Birthdays are always cause for celebration in American culture. But when it’s America’s birthday, it is an extra special party. On the 241st birthday of The United States of America, GradTrain takes a look at how people in the United States celebrate.
The Fourth of July, or Independence Day, celebrates the signing of the Declaration of Independence on July 4, 1776. Since John Hancock famously signed his name first in Philadelphia all those years ago, the holiday known simply as “The Fourth” has taken on a life of its own.
Depending on where you are in the States, you may enjoy different delicacies to celebrate the holiday. In Texas and other Southern states, barbecues are common. Whether it’s Carolina vinegar, Memphis dry-rub, or Texas hickory smoked, the meats served on Independence Day are sure to satisfy. In the Mid-Atlantic, seafood is typically the main course of choice. In Maryland, Chesapeake blue crabs are a staple.

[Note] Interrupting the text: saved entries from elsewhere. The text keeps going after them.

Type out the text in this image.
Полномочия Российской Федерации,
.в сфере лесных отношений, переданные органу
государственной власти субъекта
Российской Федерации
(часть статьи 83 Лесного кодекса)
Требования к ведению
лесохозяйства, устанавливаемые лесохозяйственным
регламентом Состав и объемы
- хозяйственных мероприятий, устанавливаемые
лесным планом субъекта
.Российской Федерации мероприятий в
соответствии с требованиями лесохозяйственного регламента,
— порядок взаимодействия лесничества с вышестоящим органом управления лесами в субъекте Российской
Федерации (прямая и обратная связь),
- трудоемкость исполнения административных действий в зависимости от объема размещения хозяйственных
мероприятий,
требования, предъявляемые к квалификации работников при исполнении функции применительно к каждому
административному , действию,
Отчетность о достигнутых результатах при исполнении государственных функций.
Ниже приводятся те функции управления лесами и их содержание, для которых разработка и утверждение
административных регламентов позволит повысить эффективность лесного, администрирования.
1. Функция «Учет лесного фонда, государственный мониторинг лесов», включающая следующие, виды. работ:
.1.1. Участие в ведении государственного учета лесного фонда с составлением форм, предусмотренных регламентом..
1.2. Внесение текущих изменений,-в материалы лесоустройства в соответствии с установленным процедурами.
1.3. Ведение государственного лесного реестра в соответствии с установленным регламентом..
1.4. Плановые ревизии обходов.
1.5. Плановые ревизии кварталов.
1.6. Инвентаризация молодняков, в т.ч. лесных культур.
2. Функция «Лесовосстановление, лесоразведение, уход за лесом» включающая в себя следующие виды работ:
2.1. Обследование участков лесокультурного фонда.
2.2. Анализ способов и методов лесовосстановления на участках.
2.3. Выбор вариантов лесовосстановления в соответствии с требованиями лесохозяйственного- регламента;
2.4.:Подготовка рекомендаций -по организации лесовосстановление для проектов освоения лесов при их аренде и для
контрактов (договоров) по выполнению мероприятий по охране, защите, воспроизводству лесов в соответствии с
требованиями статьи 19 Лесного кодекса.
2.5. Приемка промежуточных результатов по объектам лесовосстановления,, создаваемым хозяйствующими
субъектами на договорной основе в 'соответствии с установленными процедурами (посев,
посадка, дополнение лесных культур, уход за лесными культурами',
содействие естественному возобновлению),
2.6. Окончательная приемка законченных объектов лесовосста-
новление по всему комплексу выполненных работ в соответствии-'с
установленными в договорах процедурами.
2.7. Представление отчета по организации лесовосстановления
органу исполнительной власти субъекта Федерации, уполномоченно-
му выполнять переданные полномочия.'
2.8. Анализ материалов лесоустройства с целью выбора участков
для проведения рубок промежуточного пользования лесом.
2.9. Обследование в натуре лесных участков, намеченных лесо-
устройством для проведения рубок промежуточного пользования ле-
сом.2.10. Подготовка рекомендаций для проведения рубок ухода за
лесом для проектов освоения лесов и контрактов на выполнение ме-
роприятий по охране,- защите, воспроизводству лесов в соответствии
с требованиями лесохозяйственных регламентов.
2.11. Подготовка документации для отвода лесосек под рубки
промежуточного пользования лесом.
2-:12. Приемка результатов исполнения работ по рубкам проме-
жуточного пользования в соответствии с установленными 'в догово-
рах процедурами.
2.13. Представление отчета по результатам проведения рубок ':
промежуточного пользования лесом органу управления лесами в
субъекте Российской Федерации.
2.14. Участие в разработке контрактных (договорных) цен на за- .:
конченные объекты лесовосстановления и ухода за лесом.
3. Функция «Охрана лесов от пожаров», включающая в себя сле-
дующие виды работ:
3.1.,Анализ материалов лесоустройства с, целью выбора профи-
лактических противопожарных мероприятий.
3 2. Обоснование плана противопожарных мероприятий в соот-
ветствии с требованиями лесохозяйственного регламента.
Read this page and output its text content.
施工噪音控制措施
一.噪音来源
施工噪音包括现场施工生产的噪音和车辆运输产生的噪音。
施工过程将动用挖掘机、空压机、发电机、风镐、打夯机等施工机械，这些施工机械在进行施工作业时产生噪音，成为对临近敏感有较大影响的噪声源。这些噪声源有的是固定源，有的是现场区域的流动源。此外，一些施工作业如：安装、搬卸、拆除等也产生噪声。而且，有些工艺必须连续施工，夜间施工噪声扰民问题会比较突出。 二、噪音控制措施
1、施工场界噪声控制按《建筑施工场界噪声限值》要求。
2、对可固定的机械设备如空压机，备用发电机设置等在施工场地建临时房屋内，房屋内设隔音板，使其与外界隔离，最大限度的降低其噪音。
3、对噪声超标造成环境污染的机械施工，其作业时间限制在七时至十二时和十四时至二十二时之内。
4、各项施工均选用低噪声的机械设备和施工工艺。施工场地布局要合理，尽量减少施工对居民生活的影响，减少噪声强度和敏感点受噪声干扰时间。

No matter where you go throughout all fifty states, you are bound to find some apple pie!
Although the cuisine varies regionally, there are a few things that are ubiquitous. Fireworks always light up the night sky all across America on The Fourth. On July 4th 2015, the nation set off 285.3 million pounds of fireworks (American Pyrotechnic Association). It is also almost impossible to get through a July 4th without hearing renditions of “Yankee Doodle” or “God Bless America” and of course “The Star Spangled Banner.”
The Fourth of July is a time for all people in America to come together. The United States of America is a land of immigrants and it is one of the most diverse nations in the world. Although the political climate may be divided, July 4th is the one date every year where everybody in the country can enjoy each other’s company. Citizens, immigrants, international students, and tourists alike, can bask in the summer fun and celebrate.